C'est alors que, dans un éclair, dans une fraction de seconde, je comprends tout. L'attitude du monde entier à mon égard, les yeux éberlués des gens qui s'approchaient de moi. Le déni de mon existence auprès de mes proches, mes parents, mes voisins, mes collègues...
Mais comment ont-ils pu me laisser vivre toute cette vie avec cette chose indicible qui m'accompagne en tout lieu, cette incongruité, cette impossibilité ? Sans rien me dire, sans me faire un signe, sans essayer de m'aider ?
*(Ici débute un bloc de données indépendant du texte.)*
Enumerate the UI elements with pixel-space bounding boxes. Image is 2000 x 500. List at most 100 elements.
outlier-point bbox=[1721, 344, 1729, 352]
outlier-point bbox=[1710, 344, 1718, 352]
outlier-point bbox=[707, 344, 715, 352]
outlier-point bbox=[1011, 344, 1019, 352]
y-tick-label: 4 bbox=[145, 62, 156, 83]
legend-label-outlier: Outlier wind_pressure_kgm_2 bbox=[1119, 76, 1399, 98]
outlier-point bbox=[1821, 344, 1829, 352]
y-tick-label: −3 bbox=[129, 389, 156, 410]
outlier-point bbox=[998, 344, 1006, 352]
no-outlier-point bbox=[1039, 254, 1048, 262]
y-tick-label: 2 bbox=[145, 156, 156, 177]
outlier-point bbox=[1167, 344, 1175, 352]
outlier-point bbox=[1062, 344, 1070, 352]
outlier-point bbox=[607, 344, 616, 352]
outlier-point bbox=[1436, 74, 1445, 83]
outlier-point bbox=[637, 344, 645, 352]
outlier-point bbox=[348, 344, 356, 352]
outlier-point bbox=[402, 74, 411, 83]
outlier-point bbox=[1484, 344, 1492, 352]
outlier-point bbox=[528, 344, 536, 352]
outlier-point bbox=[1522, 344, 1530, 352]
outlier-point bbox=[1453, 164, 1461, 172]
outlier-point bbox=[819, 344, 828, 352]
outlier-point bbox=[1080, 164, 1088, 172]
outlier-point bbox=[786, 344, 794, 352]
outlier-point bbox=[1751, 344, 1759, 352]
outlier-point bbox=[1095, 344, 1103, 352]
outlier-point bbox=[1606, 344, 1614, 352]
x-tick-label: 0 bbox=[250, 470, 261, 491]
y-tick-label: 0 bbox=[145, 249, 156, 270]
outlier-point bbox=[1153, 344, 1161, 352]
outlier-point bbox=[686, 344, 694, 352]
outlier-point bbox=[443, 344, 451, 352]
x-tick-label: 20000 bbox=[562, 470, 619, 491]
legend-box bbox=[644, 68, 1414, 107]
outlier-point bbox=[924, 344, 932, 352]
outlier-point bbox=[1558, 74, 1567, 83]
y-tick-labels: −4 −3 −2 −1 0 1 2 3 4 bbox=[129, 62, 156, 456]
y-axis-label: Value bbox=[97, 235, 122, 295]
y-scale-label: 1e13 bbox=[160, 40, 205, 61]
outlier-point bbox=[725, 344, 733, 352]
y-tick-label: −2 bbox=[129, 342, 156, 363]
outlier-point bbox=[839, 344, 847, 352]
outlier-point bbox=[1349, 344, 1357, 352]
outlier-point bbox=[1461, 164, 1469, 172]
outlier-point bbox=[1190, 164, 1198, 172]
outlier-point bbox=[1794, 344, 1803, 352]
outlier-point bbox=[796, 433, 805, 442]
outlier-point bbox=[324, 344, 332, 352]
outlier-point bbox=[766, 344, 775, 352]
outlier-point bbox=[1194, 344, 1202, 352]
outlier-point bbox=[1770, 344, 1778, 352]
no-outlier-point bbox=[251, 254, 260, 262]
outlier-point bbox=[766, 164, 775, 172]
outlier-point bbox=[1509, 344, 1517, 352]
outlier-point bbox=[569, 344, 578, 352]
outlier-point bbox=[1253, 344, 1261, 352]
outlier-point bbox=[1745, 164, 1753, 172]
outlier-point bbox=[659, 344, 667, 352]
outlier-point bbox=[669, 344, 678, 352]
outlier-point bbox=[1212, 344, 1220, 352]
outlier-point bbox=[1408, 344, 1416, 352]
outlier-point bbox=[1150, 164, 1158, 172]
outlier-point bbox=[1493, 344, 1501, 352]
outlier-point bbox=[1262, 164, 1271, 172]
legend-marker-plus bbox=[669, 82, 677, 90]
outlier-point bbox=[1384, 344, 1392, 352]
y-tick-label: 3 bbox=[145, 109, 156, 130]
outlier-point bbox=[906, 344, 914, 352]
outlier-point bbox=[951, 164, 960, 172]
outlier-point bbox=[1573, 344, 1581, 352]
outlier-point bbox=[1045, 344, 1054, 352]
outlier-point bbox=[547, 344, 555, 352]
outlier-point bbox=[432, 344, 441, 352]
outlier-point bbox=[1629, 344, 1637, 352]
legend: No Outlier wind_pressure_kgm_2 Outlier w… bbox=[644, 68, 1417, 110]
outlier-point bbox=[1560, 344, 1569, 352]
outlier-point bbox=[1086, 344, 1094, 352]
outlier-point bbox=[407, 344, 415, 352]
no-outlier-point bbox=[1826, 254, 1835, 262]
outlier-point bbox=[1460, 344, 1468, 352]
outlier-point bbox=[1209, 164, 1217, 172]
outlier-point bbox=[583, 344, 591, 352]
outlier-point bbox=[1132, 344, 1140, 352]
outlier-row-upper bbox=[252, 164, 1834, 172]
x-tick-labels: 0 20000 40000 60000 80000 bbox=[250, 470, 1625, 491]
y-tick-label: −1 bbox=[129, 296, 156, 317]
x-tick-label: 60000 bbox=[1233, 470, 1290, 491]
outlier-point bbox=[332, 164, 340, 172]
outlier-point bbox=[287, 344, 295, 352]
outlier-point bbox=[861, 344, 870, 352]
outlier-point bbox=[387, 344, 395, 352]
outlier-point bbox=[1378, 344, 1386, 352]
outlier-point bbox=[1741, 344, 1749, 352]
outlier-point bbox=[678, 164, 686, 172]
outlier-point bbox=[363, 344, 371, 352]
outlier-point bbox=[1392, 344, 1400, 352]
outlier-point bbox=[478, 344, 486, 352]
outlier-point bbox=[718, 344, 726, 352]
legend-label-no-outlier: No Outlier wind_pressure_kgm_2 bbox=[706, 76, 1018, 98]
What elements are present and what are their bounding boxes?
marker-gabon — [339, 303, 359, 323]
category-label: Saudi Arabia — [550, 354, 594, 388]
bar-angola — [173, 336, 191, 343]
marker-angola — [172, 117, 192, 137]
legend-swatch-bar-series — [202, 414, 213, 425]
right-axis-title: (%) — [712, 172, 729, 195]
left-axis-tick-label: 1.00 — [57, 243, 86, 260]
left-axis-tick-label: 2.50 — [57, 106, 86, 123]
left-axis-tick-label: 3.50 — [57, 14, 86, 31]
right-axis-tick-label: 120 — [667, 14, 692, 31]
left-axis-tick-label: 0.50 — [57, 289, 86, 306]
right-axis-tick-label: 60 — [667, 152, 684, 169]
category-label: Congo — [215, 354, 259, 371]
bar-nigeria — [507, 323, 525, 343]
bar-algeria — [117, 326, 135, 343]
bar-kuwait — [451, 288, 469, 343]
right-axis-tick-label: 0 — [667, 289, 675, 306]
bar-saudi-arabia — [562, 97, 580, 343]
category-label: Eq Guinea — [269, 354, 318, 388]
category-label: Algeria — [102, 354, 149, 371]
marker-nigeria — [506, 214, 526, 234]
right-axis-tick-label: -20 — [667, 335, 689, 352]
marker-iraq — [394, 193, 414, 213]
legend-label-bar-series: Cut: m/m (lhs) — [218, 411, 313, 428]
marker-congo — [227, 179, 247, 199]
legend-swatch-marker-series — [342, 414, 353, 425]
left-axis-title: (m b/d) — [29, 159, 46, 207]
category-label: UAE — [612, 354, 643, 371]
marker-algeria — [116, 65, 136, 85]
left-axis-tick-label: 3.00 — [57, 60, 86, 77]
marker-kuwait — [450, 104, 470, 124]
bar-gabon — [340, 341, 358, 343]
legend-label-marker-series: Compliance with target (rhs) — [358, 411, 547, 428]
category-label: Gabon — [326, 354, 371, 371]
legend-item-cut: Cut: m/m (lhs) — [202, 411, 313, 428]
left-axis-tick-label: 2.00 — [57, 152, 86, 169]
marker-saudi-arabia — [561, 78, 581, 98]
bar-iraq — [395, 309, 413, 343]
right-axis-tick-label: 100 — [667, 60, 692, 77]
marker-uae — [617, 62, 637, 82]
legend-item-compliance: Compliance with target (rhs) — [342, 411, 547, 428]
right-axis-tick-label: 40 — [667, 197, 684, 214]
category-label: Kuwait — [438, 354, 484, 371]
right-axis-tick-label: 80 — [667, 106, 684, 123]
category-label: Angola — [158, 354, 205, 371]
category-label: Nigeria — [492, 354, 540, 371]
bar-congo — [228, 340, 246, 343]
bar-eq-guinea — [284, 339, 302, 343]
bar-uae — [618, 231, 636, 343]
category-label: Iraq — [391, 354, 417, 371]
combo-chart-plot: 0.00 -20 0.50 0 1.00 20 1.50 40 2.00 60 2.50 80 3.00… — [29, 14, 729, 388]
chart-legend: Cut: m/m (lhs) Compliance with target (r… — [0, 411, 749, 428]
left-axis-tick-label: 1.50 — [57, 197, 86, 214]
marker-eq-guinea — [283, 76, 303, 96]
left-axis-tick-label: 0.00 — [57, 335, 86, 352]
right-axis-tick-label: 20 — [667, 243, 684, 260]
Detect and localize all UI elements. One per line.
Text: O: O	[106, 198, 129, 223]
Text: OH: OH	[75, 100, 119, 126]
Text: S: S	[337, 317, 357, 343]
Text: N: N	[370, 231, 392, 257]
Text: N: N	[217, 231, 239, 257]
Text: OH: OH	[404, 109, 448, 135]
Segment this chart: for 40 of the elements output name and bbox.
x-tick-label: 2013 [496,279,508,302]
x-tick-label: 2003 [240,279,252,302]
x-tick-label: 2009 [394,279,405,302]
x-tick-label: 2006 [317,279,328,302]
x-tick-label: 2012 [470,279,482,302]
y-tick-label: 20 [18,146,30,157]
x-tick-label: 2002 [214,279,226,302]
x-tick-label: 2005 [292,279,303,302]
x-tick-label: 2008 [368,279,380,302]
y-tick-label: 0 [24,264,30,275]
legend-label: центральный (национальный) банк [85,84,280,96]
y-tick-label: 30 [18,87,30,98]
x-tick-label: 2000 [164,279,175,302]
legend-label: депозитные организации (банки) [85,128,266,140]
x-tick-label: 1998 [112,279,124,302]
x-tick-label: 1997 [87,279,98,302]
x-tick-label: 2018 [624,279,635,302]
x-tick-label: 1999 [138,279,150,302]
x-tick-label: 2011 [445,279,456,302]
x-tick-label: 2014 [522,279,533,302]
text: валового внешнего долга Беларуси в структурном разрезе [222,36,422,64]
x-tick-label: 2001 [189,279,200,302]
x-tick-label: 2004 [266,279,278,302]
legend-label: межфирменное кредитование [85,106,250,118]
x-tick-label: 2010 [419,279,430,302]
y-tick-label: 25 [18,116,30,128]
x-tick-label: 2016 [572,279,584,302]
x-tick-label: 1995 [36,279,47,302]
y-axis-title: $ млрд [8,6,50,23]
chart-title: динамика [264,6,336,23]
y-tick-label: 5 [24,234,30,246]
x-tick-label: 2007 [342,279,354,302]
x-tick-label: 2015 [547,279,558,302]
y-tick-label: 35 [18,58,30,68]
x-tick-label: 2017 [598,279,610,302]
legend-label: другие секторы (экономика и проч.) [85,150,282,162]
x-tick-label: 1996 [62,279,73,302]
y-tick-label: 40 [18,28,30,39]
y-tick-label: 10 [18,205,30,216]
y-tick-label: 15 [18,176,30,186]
Comment ai-je pu vivre toutes ces années, ces décennies, sans comprendre que ce qui inspirait le dégoût au reste de l'Humanité à mon égard n'était pas directement dû à ma personne, mais émanait d'une chose qui restait toujours cachée à ma vue, dans un angle mort, là où mes yeux n'allaient pas ; dans mon dos ou au-dessus de moi, invisible et pourtant si proche.
Sitôt vue, elle avait déjà disparu, mais j'étais certain d'avoir enfin eu, dans cet instant fugitif, la réponse à toutes mes questions. Même si elle était apparu dans mon champ de vision pendant un temps infiniment court, j'avais quand même réussi à percevoir toute l'étendue de sa laideur et moi-même enfin j'étais saisi du même dégoût, du même malaise que mes contemporains.
- Il suffit, dis-je. Inutile de te cacher dans mon dos. Je t'ai vu et je sais ce que tu es.
Sans succès.
Les autres le voient et je ne le vois pas.